Justice Department Website Opens Portal for Those Seeking Presidential Pardon Certificates

Joe Biden and Marijuana

After a several month delay, the Justice Department has opened the online application process for those persons eligible to receive certificates indicating that their marijuana-related convictions have been pardoned by the President.

The website began accepting applications hours after a notice published in the Federal Register stated that the Office of the Pardon Attorney had “developed the subject form to collect information from potential pardon recipients.” In its notice, the Office estimated that as many as 20,000 people may apply to receive pardon certificates.

In October, President Joe Biden proclaimed that he was using his executive authority to provide pardons to all Americans with a federal conviction on their record for low-level marijuana possession. NORML had called upon the Administration to grant blanket pardon relief to nonviolent marijuana offenders shortly after the President took office. Estimates provided last fall by the US Sentencing Commission indicated that nearly 7,000 Americans would be eligible for relief.

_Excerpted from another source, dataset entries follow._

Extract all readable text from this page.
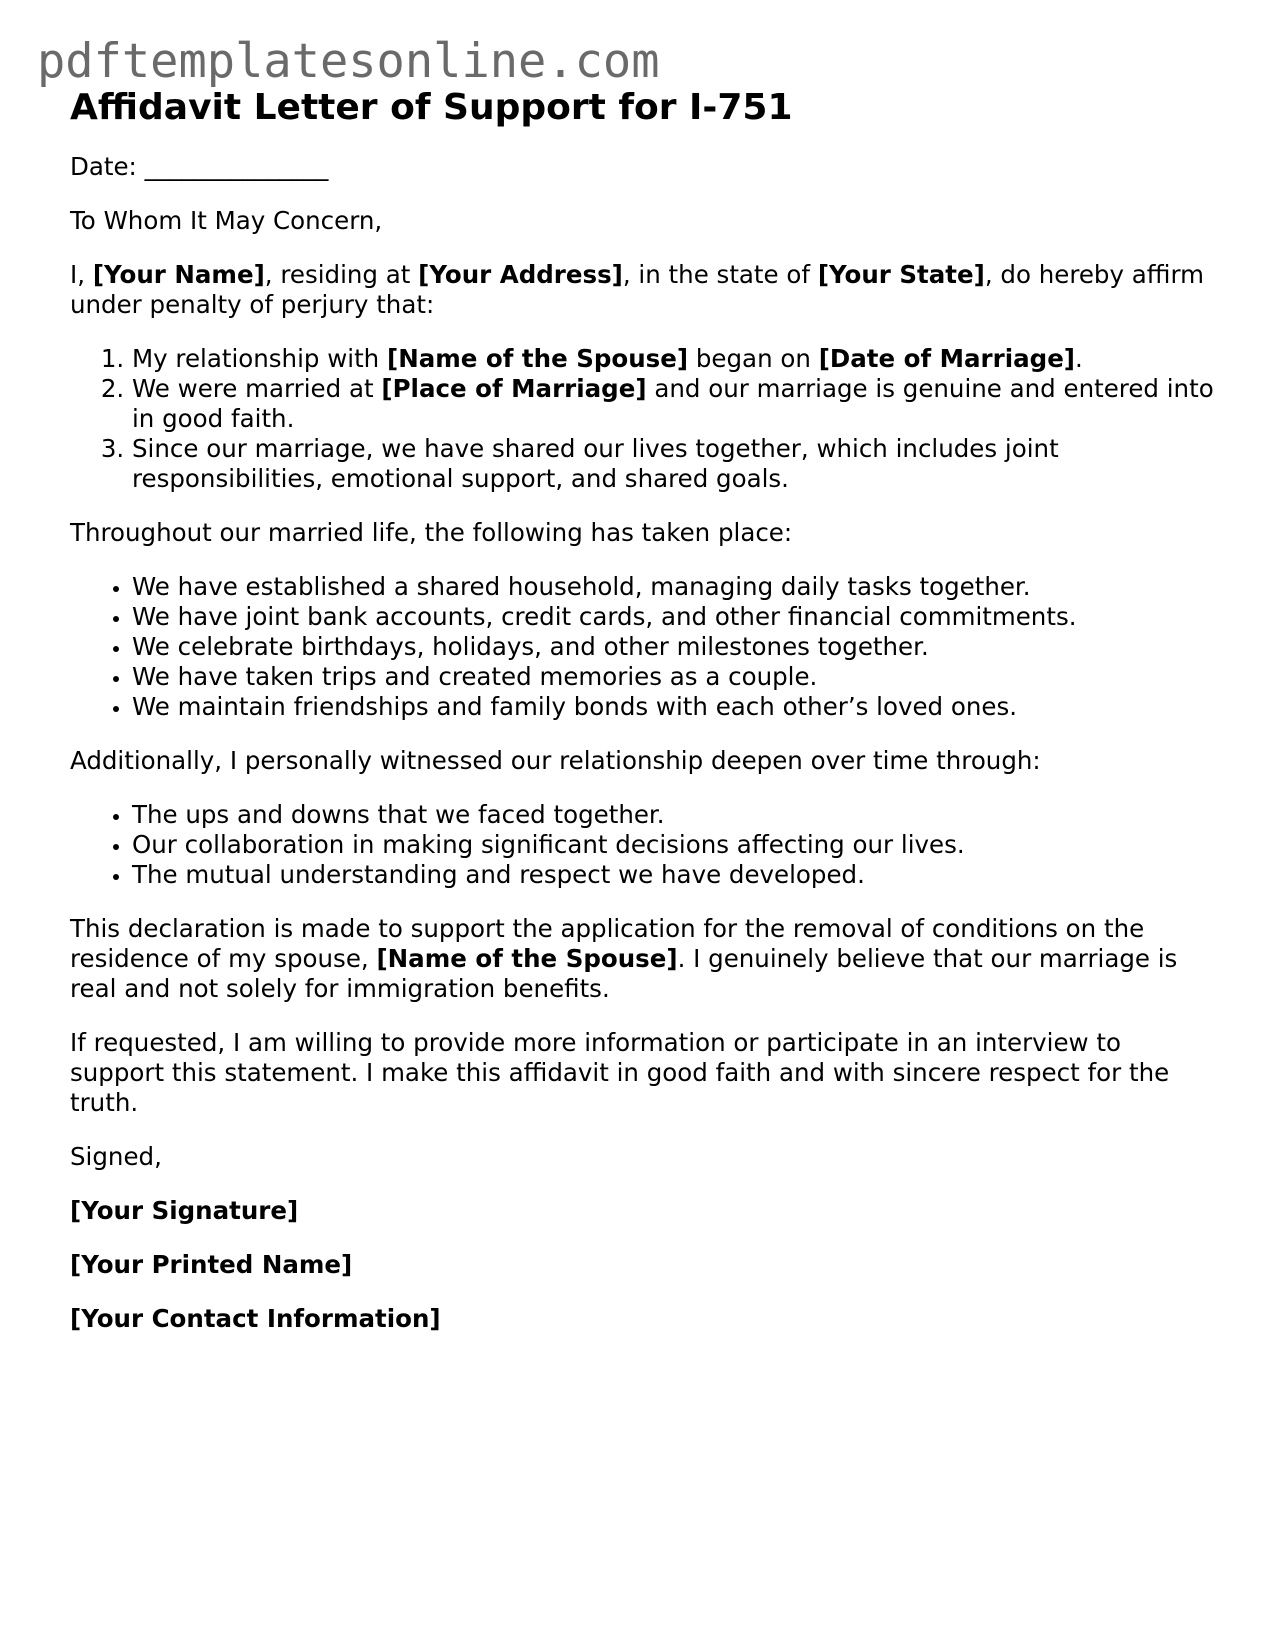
pdftemplatesonline.com
Affidavit Letter of Support for I-751

Date: _______________

To Whom It May Concern,

I, [Your Name], residing at [Your Address], in the state of [Your State], do hereby affirm under penalty of perjury that:

1. My relationship with [Name of the Spouse] began on [Date of Marriage].
2. We were married at [Place of Marriage] and our marriage is genuine and entered into in good faith.
3. Since our marriage, we have shared our lives together, which includes joint responsibilities, emotional support, and shared goals.

Throughout our married life, the following has taken place:

• We have established a shared household, managing daily tasks together.
• We have joint bank accounts, credit cards, and other financial commitments.
• We celebrate birthdays, holidays, and other milestones together.
• We have taken trips and created memories as a couple.
• We maintain friendships and family bonds with each other’s loved ones.

Additionally, I personally witnessed our relationship deepen over time through:

• The ups and downs that we faced together.
• Our collaboration in making significant decisions affecting our lives.
• The mutual understanding and respect we have developed.

This declaration is made to support the application for the removal of conditions on the residence of my spouse, [Name of the Spouse]. I genuinely believe that our marriage is real and not solely for immigration benefits.

If requested, I am willing to provide more information or participate in an interview to support this statement. I make this affidavit in good faith and with sincere respect for the truth.

Signed,

[Your Signature]

[Your Printed Name]

[Your Contact Information]
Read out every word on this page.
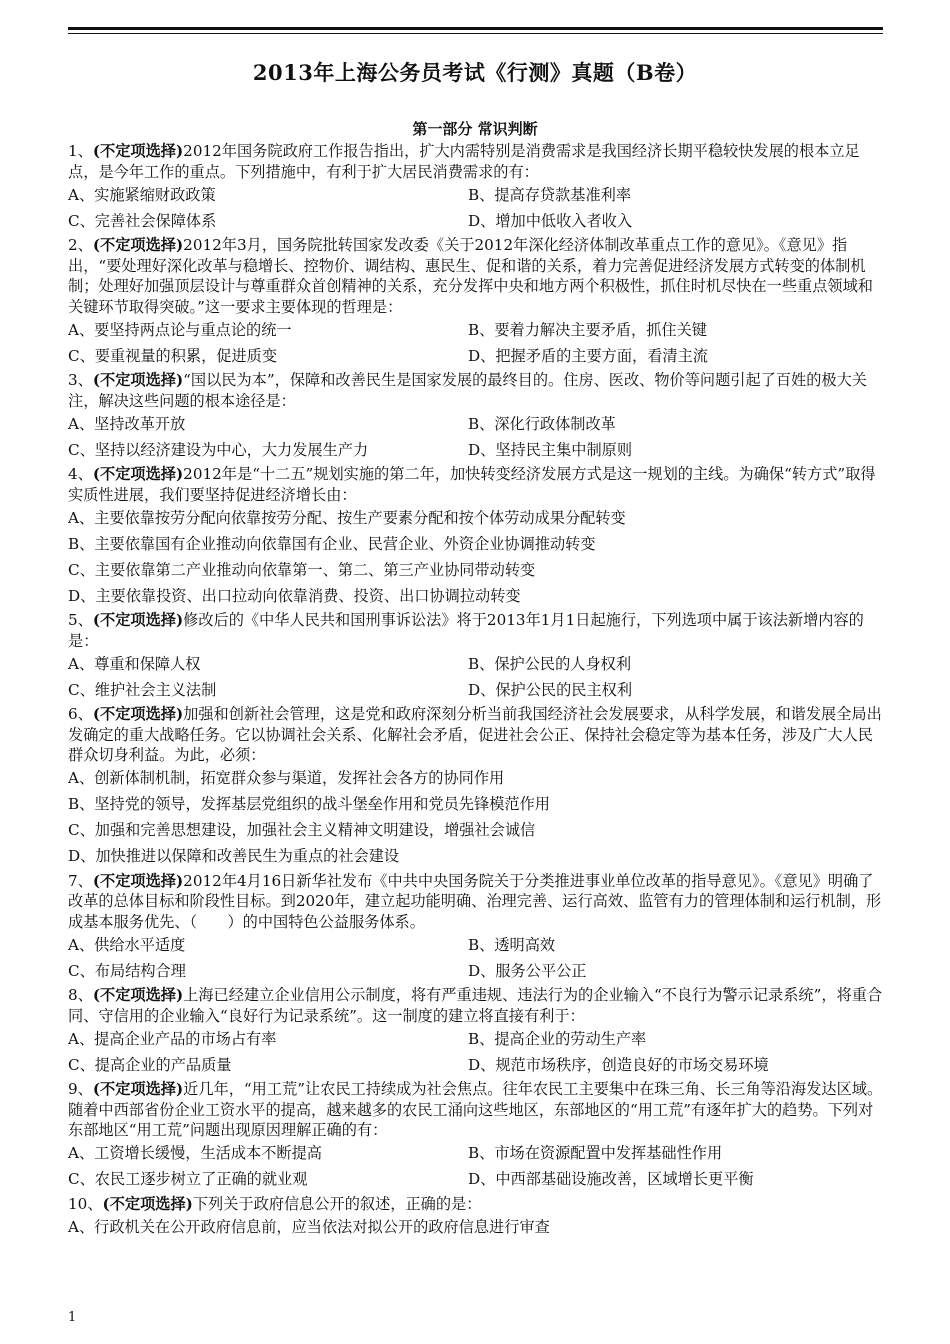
2013年上海公务员考试《行测》真题（B卷）
第一部分 常识判断
1、(不定项选择)2012年国务院政府工作报告指出，扩大内需特别是消费需求是我国经济长期平稳较快发展的根本立足点，是今年工作的重点。下列措施中，有利于扩大居民消费需求的有：
A、实施紧缩财政政策	B、提高存贷款基准利率
C、完善社会保障体系	D、增加中低收入者收入
2、(不定项选择)2012年3月，国务院批转国家发改委《关于2012年深化经济体制改革重点工作的意见》。《意见》指出，“要处理好深化改革与稳增长、控物价、调结构、惠民生、促和谐的关系，着力完善促进经济发展方式转变的体制机制；处理好加强顶层设计与尊重群众首创精神的关系，充分发挥中央和地方两个积极性，抓住时机尽快在一些重点领域和关键环节取得突破。”这一要求主要体现的哲理是：
A、要坚持两点论与重点论的统一	B、要着力解决主要矛盾，抓住关键
C、要重视量的积累，促进质变	D、把握矛盾的主要方面，看清主流
3、(不定项选择)“国以民为本”，保障和改善民生是国家发展的最终目的。住房、医改、物价等问题引起了百姓的极大关注，解决这些问题的根本途径是：
A、坚持改革开放	B、深化行政体制改革
C、坚持以经济建设为中心，大力发展生产力	D、坚持民主集中制原则
4、(不定项选择)2012年是“十二五”规划实施的第二年，加快转变经济发展方式是这一规划的主线。为确保“转方式”取得实质性进展，我们要坚持促进经济增长由：
A、主要依靠按劳分配向依靠按劳分配、按生产要素分配和按个体劳动成果分配转变
B、主要依靠国有企业推动向依靠国有企业、民营企业、外资企业协调推动转变
C、主要依靠第二产业推动向依靠第一、第二、第三产业协同带动转变
D、主要依靠投资、出口拉动向依靠消费、投资、出口协调拉动转变
5、(不定项选择)修改后的《中华人民共和国刑事诉讼法》将于2013年1月1日起施行，下列选项中属于该法新增内容的是：
A、尊重和保障人权	B、保护公民的人身权利
C、维护社会主义法制	D、保护公民的民主权利
6、(不定项选择)加强和创新社会管理，这是党和政府深刻分析当前我国经济社会发展要求，从科学发展，和谐发展全局出发确定的重大战略任务。它以协调社会关系、化解社会矛盾，促进社会公正、保持社会稳定等为基本任务，涉及广大人民群众切身利益。为此，必须：
A、创新体制机制，拓宽群众参与渠道，发挥社会各方的协同作用
B、坚持党的领导，发挥基层党组织的战斗堡垒作用和党员先锋模范作用
C、加强和完善思想建设，加强社会主义精神文明建设，增强社会诚信
D、加快推进以保障和改善民生为重点的社会建设
7、(不定项选择)2012年4月16日新华社发布《中共中央国务院关于分类推进事业单位改革的指导意见》。《意见》明确了改革的总体目标和阶段性目标。到2020年，建立起功能明确、治理完善、运行高效、监管有力的管理体制和运行机制，形成基本服务优先、（　　）的中国特色公益服务体系。
A、供给水平适度	B、透明高效
C、布局结构合理	D、服务公平公正
8、(不定项选择)上海已经建立企业信用公示制度，将有严重违规、违法行为的企业输入“不良行为警示记录系统”，将重合同、守信用的企业输入“良好行为记录系统”。这一制度的建立将直接有利于：
A、提高企业产品的市场占有率	B、提高企业的劳动生产率
C、提高企业的产品质量	D、规范市场秩序，创造良好的市场交易环境
9、(不定项选择)近几年，“用工荒”让农民工持续成为社会焦点。往年农民工主要集中在珠三角、长三角等沿海发达区域。随着中西部省份企业工资水平的提高，越来越多的农民工涌向这些地区，东部地区的“用工荒”有逐年扩大的趋势。下列对东部地区“用工荒”问题出现原因理解正确的有：
A、工资增长缓慢，生活成本不断提高	B、市场在资源配置中发挥基础性作用
C、农民工逐步树立了正确的就业观	D、中西部基础设施改善，区域增长更平衡
10、(不定项选择)下列关于政府信息公开的叙述，正确的是：
A、行政机关在公开政府信息前，应当依法对拟公开的政府信息进行审查
1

In December, Justice Department officials said that an online application process for those seeking pardon certificates would be available “very soon.” NORML publicly criticized the Administration earlier this month for its failure to provide pardon certificates in an expedited manner, stating: “Many of those eligible for forgiveness have suffered numerous lost opportunities over the years because of a lingering conviction for behavior that most Americans no longer believe should be a crime. They should not have to continue to wait for relief any longer.”

The issuance of the pardon certificates are important because possessing the certificate provides “proof” that one’s conviction has been pardoned under the terms of the President’s proclamation.

The President’s pardon proclamation does not provide relief for state-level marijuana possession convictions. To date, 24 states have enacted laws providing explicit pathways to either expunge (or otherwise set aside) the records of those with low-level marijuana convictions. According to publicly available data compiled by NORML, state and local officials have issued over 100,000 pardons and more than 1.7 million marijuana-related expungements since 2018.